Page MenuHomeVyOS Platform

show log all Not Working for RADIUS Users
Closed, ResolvedPublicBUG

Description

It appears that show log all does not work for even privileged RADIUS users:

trae@cr01a-vyos# run show log all
Remote command execution is not allowed for operator level users
Remote command execution is not allowed for operator level users
Remote command execution is not allowed for operator level users
Remote command execution is not allowed for operator level users
Remote command execution is not allowed for operator level users
Remote command execution is not allowed for operator level users
trae@cr01a-vyos# whoami
trae

/etc/raddb/users:

DEFAULT Group == network_admins
    Service-Type = NAS-Prompt-User,
    cisco-avpair = "shell:priv-lvl=15",
    Arista-AVPair = "shell:roles=network-admin"
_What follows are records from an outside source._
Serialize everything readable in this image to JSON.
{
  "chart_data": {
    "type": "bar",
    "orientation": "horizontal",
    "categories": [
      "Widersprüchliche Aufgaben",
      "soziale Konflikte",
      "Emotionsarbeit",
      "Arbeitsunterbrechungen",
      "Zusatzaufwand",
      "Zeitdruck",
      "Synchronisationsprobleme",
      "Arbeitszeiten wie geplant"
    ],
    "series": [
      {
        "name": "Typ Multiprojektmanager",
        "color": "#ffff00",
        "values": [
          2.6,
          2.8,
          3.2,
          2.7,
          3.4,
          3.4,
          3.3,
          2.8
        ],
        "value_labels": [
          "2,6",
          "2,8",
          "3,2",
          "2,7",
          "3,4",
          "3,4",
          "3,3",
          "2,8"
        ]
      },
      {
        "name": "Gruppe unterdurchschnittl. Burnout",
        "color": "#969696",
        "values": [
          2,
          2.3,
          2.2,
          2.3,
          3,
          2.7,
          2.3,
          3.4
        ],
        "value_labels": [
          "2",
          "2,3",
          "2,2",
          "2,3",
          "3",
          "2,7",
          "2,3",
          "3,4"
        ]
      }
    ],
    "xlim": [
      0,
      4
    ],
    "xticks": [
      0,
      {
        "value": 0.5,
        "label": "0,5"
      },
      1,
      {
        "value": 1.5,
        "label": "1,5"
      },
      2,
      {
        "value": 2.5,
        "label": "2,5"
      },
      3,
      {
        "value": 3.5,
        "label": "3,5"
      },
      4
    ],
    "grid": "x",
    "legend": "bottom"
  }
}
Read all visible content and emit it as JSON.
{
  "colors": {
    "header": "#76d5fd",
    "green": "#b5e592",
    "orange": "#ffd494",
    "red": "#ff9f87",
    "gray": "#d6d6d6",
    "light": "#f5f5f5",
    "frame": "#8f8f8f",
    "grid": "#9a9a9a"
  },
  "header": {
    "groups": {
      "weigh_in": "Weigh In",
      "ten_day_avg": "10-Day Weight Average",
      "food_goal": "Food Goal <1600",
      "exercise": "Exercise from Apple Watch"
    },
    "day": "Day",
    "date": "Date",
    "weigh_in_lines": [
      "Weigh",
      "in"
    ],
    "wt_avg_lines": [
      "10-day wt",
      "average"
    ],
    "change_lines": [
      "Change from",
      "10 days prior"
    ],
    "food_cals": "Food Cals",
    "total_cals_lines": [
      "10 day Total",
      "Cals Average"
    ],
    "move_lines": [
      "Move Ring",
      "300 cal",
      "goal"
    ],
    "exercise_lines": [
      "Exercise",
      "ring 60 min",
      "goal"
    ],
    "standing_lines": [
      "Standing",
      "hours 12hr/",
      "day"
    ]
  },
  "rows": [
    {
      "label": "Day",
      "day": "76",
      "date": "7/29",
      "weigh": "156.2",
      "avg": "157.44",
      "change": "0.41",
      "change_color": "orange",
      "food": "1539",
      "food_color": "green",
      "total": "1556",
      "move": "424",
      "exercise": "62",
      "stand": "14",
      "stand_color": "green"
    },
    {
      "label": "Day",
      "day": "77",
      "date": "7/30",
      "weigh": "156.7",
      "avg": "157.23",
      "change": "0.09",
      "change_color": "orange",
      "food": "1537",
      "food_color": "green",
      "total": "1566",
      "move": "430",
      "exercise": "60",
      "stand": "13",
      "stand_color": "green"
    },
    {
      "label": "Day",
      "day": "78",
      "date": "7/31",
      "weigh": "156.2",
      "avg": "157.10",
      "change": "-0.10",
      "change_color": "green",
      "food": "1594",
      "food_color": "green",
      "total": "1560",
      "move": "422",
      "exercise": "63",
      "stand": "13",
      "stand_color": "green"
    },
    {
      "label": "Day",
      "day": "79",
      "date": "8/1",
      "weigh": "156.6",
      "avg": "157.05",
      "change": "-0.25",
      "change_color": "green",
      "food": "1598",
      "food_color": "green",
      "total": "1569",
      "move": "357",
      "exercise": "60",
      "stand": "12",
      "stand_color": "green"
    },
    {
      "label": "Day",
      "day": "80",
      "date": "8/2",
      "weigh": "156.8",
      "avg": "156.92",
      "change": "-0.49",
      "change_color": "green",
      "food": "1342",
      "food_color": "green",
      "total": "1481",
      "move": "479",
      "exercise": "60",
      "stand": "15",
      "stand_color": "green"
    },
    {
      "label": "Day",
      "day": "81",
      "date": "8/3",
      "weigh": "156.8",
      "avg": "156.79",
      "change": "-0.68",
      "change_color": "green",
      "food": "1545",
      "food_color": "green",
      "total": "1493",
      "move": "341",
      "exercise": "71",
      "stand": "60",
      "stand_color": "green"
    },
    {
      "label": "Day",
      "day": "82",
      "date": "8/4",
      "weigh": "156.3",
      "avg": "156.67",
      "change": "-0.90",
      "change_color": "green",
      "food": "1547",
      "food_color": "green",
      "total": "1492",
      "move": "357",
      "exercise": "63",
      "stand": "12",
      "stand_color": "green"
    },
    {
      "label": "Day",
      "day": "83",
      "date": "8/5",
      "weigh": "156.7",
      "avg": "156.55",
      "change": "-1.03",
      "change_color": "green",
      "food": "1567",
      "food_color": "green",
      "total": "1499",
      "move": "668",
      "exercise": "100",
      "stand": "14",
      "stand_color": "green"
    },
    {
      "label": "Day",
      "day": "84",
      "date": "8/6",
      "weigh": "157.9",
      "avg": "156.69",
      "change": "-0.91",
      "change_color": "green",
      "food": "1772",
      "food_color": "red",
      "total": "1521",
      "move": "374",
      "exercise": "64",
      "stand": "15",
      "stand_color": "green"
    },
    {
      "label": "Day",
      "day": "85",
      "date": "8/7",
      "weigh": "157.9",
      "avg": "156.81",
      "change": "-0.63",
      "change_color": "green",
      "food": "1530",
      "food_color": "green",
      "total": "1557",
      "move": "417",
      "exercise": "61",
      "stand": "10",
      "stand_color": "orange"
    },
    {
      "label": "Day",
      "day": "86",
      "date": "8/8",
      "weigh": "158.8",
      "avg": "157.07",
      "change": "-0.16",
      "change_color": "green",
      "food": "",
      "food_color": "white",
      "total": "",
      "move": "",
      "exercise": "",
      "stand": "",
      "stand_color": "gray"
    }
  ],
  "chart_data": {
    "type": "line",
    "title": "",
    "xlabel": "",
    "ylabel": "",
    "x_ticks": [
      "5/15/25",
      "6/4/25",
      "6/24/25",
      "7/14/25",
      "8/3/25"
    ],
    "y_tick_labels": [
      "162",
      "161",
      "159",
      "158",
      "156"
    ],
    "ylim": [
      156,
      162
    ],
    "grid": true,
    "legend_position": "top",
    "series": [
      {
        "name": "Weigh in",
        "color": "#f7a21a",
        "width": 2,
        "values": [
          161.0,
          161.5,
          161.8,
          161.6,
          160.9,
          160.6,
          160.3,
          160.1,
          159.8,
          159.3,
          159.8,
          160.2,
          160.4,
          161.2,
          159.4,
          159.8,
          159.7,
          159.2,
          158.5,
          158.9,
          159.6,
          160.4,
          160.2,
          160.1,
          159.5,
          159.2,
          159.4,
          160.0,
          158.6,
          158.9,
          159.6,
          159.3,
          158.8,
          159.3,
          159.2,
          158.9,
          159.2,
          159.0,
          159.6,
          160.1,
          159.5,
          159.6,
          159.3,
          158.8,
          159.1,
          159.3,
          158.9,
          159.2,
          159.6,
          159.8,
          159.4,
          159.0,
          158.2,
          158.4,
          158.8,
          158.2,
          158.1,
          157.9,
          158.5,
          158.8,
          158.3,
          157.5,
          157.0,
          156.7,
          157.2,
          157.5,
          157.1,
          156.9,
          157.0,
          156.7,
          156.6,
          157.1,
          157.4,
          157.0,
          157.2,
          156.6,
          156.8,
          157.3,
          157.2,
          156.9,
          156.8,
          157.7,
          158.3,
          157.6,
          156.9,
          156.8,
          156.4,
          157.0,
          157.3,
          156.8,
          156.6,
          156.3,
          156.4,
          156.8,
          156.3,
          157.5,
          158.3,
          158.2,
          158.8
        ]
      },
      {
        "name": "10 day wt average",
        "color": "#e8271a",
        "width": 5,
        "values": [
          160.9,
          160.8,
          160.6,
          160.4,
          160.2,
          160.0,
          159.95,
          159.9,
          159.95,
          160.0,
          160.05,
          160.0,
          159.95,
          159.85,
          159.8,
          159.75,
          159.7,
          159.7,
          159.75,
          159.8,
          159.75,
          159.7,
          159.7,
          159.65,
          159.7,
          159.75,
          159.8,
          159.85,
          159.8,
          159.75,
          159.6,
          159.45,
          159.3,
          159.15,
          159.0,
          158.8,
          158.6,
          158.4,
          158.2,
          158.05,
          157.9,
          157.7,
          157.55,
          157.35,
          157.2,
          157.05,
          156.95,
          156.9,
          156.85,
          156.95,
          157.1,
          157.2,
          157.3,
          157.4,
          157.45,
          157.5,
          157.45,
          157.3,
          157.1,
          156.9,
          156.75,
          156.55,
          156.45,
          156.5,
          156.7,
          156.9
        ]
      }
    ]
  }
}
DEFAULT Group == network_operators
    Service-Type = NAS-Prompt-User,
    cisco-avpair = "shell:priv-lvl=10",
    Arista-AVPair = "shell:roles=network-operator"

User in question (FreeIPA backend):

sh-4.4$ groups trae
trae : trae network_admins physical_admins god_mode editors admins

This configuration works fine for all other devices (Arista, UBNT, Aruba, etc).

Details

Difficulty level
Easy (less than an hour)
Version
1.3-rolling-202101061750
Why the issue appeared?
Design mistake
Is it a breaking change?
Perfectly compatible

Event Timeline

c-po changed the task status from Open to In progress.Mon, Jan 11, 7:03 PM
c-po claimed this task.
c-po triaged this task as Low priority.
c-po changed Difficulty level from Unknown (require assessment) to Easy (less than an hour).
c-po changed Why the issue appeared? from Will be filled on close to Design mistake.
c-po changed Is it a breaking change? from Unspecified (possibly destroys the router) to Perfectly compatible.